Sanatorios de varias provincias suspenderán prestaciones a Pami si no hay una respuesta «urgente»
Clínicas y sanatorios de distintas provincias advirtieron que interrumpirán servicios si no hay definiciones sobre deudas y actualización de aranceles. Alertan que la situación económico-financiera es crítica y podría agravarse en los próximos días.

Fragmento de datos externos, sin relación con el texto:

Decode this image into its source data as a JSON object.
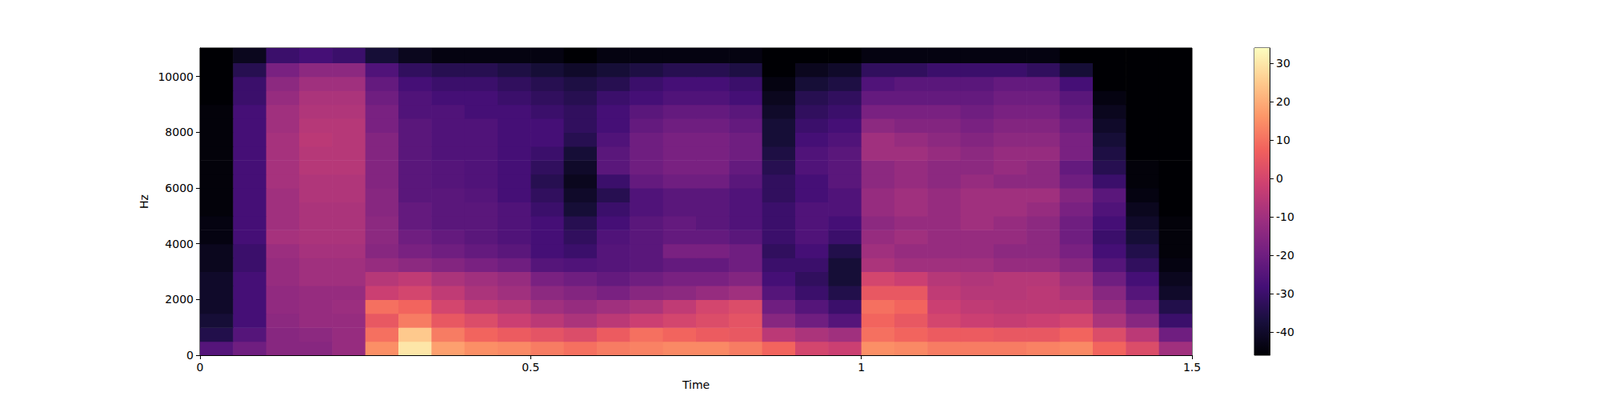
{
  "chart_data": {
    "type": "heatmap",
    "xlabel": "Time",
    "ylabel": "Hz",
    "xlim": [
      0,
      1.5
    ],
    "xticks": [
      0,
      0.5,
      1,
      1.5
    ],
    "ylim": [
      0,
      11025
    ],
    "yticks": [
      0,
      2000,
      4000,
      6000,
      8000,
      10000
    ],
    "x_edges": [
      0,
      0.05,
      0.1,
      0.15,
      0.2,
      0.25,
      0.3,
      0.35,
      0.4,
      0.45,
      0.5,
      0.55,
      0.6,
      0.65,
      0.7,
      0.75,
      0.8,
      0.85,
      0.9,
      0.95,
      1.0,
      1.05,
      1.1,
      1.15,
      1.2,
      1.25,
      1.3,
      1.35,
      1.4,
      1.45,
      1.5
    ],
    "y_edges": [
      0,
      500,
      1000,
      1500,
      2000,
      2500,
      3000,
      3500,
      4000,
      4500,
      5000,
      5500,
      6000,
      6500,
      7000,
      7500,
      8000,
      8500,
      9000,
      9500,
      10000,
      10500,
      11025
    ],
    "cells": [
      [
        -25,
        -20,
        -15,
        -15,
        -12,
        15,
        30,
        18,
        15,
        14,
        12,
        10,
        12,
        13,
        14,
        14,
        12,
        8,
        0,
        -2,
        15,
        14,
        12,
        12,
        12,
        13,
        14,
        8,
        2,
        -10
      ],
      [
        -35,
        -25,
        -15,
        -14,
        -12,
        10,
        25,
        12,
        8,
        6,
        4,
        2,
        6,
        10,
        8,
        6,
        5,
        -5,
        -8,
        -10,
        10,
        8,
        6,
        6,
        5,
        5,
        8,
        2,
        -5,
        -20
      ],
      [
        -38,
        -28,
        -14,
        -12,
        -12,
        5,
        12,
        5,
        2,
        -2,
        -5,
        -8,
        -5,
        -2,
        0,
        2,
        4,
        -15,
        -20,
        -25,
        8,
        5,
        0,
        -2,
        -3,
        -2,
        0,
        -8,
        -15,
        -30
      ],
      [
        -40,
        -28,
        -13,
        -12,
        -11,
        10,
        8,
        0,
        -4,
        -6,
        -10,
        -12,
        -10,
        -8,
        -4,
        0,
        2,
        -20,
        -25,
        -30,
        10,
        8,
        -2,
        -4,
        -5,
        -5,
        -5,
        -12,
        -20,
        -35
      ],
      [
        -40,
        -28,
        -13,
        -12,
        -12,
        -2,
        0,
        -4,
        -8,
        -10,
        -14,
        -16,
        -18,
        -15,
        -14,
        -12,
        -10,
        -25,
        -30,
        -35,
        5,
        5,
        -4,
        -6,
        -6,
        -5,
        -8,
        -15,
        -25,
        -40
      ],
      [
        -40,
        -28,
        -12,
        -10,
        -10,
        -6,
        -4,
        -8,
        -10,
        -12,
        -18,
        -20,
        -22,
        -20,
        -18,
        -18,
        -16,
        -28,
        -32,
        -38,
        0,
        -2,
        -6,
        -7,
        -6,
        -6,
        -10,
        -20,
        -28,
        -42
      ],
      [
        -42,
        -30,
        -12,
        -10,
        -10,
        -12,
        -14,
        -16,
        -18,
        -20,
        -25,
        -26,
        -25,
        -24,
        -22,
        -22,
        -20,
        -30,
        -30,
        -38,
        -8,
        -10,
        -10,
        -10,
        -12,
        -12,
        -15,
        -25,
        -32,
        -44
      ],
      [
        -42,
        -30,
        -11,
        -9,
        -9,
        -15,
        -18,
        -20,
        -22,
        -24,
        -28,
        -30,
        -25,
        -24,
        -18,
        -18,
        -20,
        -32,
        -28,
        -35,
        -10,
        -12,
        -12,
        -12,
        -14,
        -14,
        -18,
        -28,
        -35,
        -45
      ],
      [
        -44,
        -28,
        -9,
        -8,
        -8,
        -14,
        -20,
        -22,
        -24,
        -26,
        -28,
        -32,
        -26,
        -24,
        -22,
        -22,
        -24,
        -30,
        -26,
        -30,
        -12,
        -10,
        -12,
        -12,
        -12,
        -14,
        -20,
        -30,
        -38,
        -45
      ],
      [
        -44,
        -28,
        -10,
        -8,
        -8,
        -14,
        -22,
        -24,
        -24,
        -26,
        -28,
        -34,
        -28,
        -24,
        -22,
        -24,
        -26,
        -30,
        -26,
        -28,
        -14,
        -12,
        -12,
        -10,
        -12,
        -14,
        -20,
        -28,
        -40,
        -45
      ],
      [
        -45,
        -28,
        -10,
        -8,
        -8,
        -15,
        -22,
        -24,
        -24,
        -26,
        -30,
        -38,
        -30,
        -26,
        -24,
        -24,
        -26,
        -30,
        -26,
        -26,
        -12,
        -10,
        -12,
        -10,
        -10,
        -12,
        -18,
        -26,
        -42,
        -46
      ],
      [
        -45,
        -28,
        -10,
        -7,
        -7,
        -15,
        -24,
        -24,
        -25,
        -28,
        -32,
        -40,
        -34,
        -26,
        -24,
        -24,
        -26,
        -32,
        -28,
        -26,
        -12,
        -10,
        -12,
        -10,
        -10,
        -10,
        -16,
        -24,
        -44,
        -46
      ],
      [
        -45,
        -28,
        -9,
        -7,
        -7,
        -16,
        -24,
        -25,
        -26,
        -28,
        -34,
        -42,
        -30,
        -22,
        -20,
        -20,
        -24,
        -32,
        -28,
        -24,
        -14,
        -12,
        -14,
        -12,
        -14,
        -14,
        -20,
        -30,
        -45,
        -46
      ],
      [
        -45,
        -28,
        -9,
        -6,
        -6,
        -16,
        -24,
        -25,
        -26,
        -28,
        -32,
        -40,
        -24,
        -20,
        -18,
        -18,
        -22,
        -34,
        -26,
        -24,
        -14,
        -12,
        -14,
        -14,
        -12,
        -14,
        -22,
        -34,
        -45,
        -46
      ],
      [
        -45,
        -28,
        -9,
        -6,
        -6,
        -16,
        -24,
        -26,
        -26,
        -28,
        -30,
        -38,
        -24,
        -20,
        -18,
        -18,
        -20,
        -36,
        -26,
        -24,
        -10,
        -10,
        -12,
        -14,
        -12,
        -12,
        -18,
        -36,
        -46,
        -46
      ],
      [
        -45,
        -28,
        -9,
        -5,
        -6,
        -16,
        -24,
        -26,
        -26,
        -28,
        -28,
        -34,
        -26,
        -20,
        -18,
        -18,
        -20,
        -38,
        -28,
        -26,
        -10,
        -12,
        -14,
        -16,
        -14,
        -14,
        -18,
        -38,
        -46,
        -46
      ],
      [
        -45,
        -28,
        -10,
        -6,
        -6,
        -18,
        -24,
        -26,
        -26,
        -28,
        -28,
        -32,
        -28,
        -22,
        -20,
        -20,
        -22,
        -38,
        -30,
        -28,
        -14,
        -16,
        -16,
        -18,
        -16,
        -16,
        -20,
        -40,
        -46,
        -46
      ],
      [
        -45,
        -28,
        -10,
        -7,
        -7,
        -18,
        -26,
        -26,
        -28,
        -28,
        -30,
        -32,
        -28,
        -24,
        -22,
        -22,
        -24,
        -40,
        -32,
        -30,
        -18,
        -18,
        -18,
        -20,
        -18,
        -18,
        -22,
        -42,
        -46,
        -46
      ],
      [
        -46,
        -30,
        -12,
        -8,
        -8,
        -20,
        -26,
        -28,
        -28,
        -30,
        -32,
        -34,
        -30,
        -28,
        -26,
        -26,
        -28,
        -42,
        -34,
        -32,
        -22,
        -22,
        -22,
        -22,
        -20,
        -20,
        -24,
        -44,
        -46,
        -46
      ],
      [
        -46,
        -30,
        -14,
        -10,
        -10,
        -22,
        -28,
        -30,
        -30,
        -32,
        -34,
        -36,
        -34,
        -30,
        -28,
        -28,
        -30,
        -44,
        -38,
        -36,
        -26,
        -24,
        -24,
        -24,
        -22,
        -22,
        -28,
        -46,
        -46,
        -46
      ],
      [
        -46,
        -34,
        -18,
        -14,
        -14,
        -26,
        -32,
        -34,
        -34,
        -36,
        -38,
        -40,
        -38,
        -36,
        -34,
        -34,
        -36,
        -46,
        -42,
        -40,
        -32,
        -32,
        -30,
        -30,
        -30,
        -32,
        -38,
        -46,
        -46,
        -46
      ],
      [
        -46,
        -42,
        -30,
        -28,
        -30,
        -38,
        -42,
        -44,
        -44,
        -44,
        -44,
        -46,
        -44,
        -44,
        -44,
        -44,
        -44,
        -46,
        -46,
        -46,
        -44,
        -44,
        -44,
        -44,
        -44,
        -44,
        -46,
        -46,
        -46,
        -46
      ]
    ],
    "colorbar_range": [
      -46,
      34
    ],
    "colorbar_ticks": [
      -40,
      -30,
      -20,
      -10,
      0,
      10,
      20,
      30
    ]
  }
}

Clínicas, sanatorios y hospitales privados de diversas provincias del país advirtieron que suspenderán prestaciones a afiliados del Pami a partir del 10 de febrero si no reciben una respuesta concreta respecto a la deuda acumulada y a la actualización de los aranceles. La advertencia fue formalizada mediante una nota enviada al director ejecutivo del organismo, Esteban Leguízamo, y busca evitar que la situación “escape a todo control”.
La misiva fue impulsada por la Clínica Argentina y Regional de General Pico, el Sanatorio Santa Rosa y la Clínica Modelo de Santa Rosa, en la provincia de La Pampa. Asimismo, se sumaron numerosos prestadores de Río Negro, Neuquén y Chubut, que también manifestaron su preocupación ante el silencio del PAMI y la falta de definiciones.
Según consignó el diario Río Negro, además de la nota formal dirigida al Instituto Nacional de Servicios Sociales para Jubilados y Pensionados (INSSJP), las instituciones difundieron un comunicado de prensa con el objetivo de informar a la población y mantener al tanto a los afiliados de la obra social.
En ese sentido, los prestadores patagónicos señalaron que atraviesan una situación económico-financiera “sumamente crítica”, como consecuencia de la depreciación sostenida de los valores arancelarios y del marcado atraso en los pagos. De acuerdo con el sitio Infopico, esta problemática se profundizó de manera significativa durante los últimos dos meses.
El impacto de los retrasos resulta determinante para la subsistencia de las clínicas, dado que el Pami representa, en promedio, el 40% de sus ingresos totales. Por lo tanto, en un contexto de estructuras financieras ajustadas, las autoridades sanitarias advirtieron que “cualquier demora en los pagos genera desequilibrios de muy difícil resolución”.
Uno de los puntos más críticos del reclamo es la dificultad para afrontar el pago de salarios. Las clínicas dependen del cobro de los módulos de Nivel II y III para abonar los sueldos de su personal, que históricamente se pagan el último día hábil de cada mes.
Ante la falta de respuestas, las instituciones fijaron una fecha límite. En caso de no regularizarse la deuda ni obtenerse definiciones concretas, la suspensión de servicios comenzará el 10 de febrero y se implementará de manera progresiva.
En una primera etapa, se interrumpirán las prestaciones ambulatorias y programadas, con el objetivo de preservar, en la medida de lo posible, la atención de urgencias. Los prestadores aclararon que no se trata de una medida de fuerza gremial, sino de una “consecuencia inevitable” ante la imposibilidad de sostener los costos operativos.
No obstante, advirtieron que, de persistir el silencio oficial, la suspensión total de las prestaciones será inevitable, con un impacto directo sobre jubilados y pensionados. Para evitar ese escenario, plantearon tres reclamos centrales: la regularización inmediata de la deuda, una reunión urgente para consensuar soluciones y la reactivación de una mesa técnica para actualizar los aranceles.
Deuda con Neuquén
La provincia de Neuquén, a través del Ministerio de Salud que conduce Martín Regueiro, formalizó un reclamo judicial contra el Pami por una deuda que, entre capital e intereses, supera los 1.500 millones de pesos. El monto corresponde a prestaciones de salud brindadas por el sistema público provincial a afiliados del organismo y que no fueron canceladas.
Según se informó oficialmente, el certificado de deuda detalla un capital de $1.056.798.055,85, al que se sumarán intereses calculados a la tasa activa del Banco Provincia del Neuquén desde el 10 de abril de 2025, fecha de notificación formal, hasta su efectivo pago.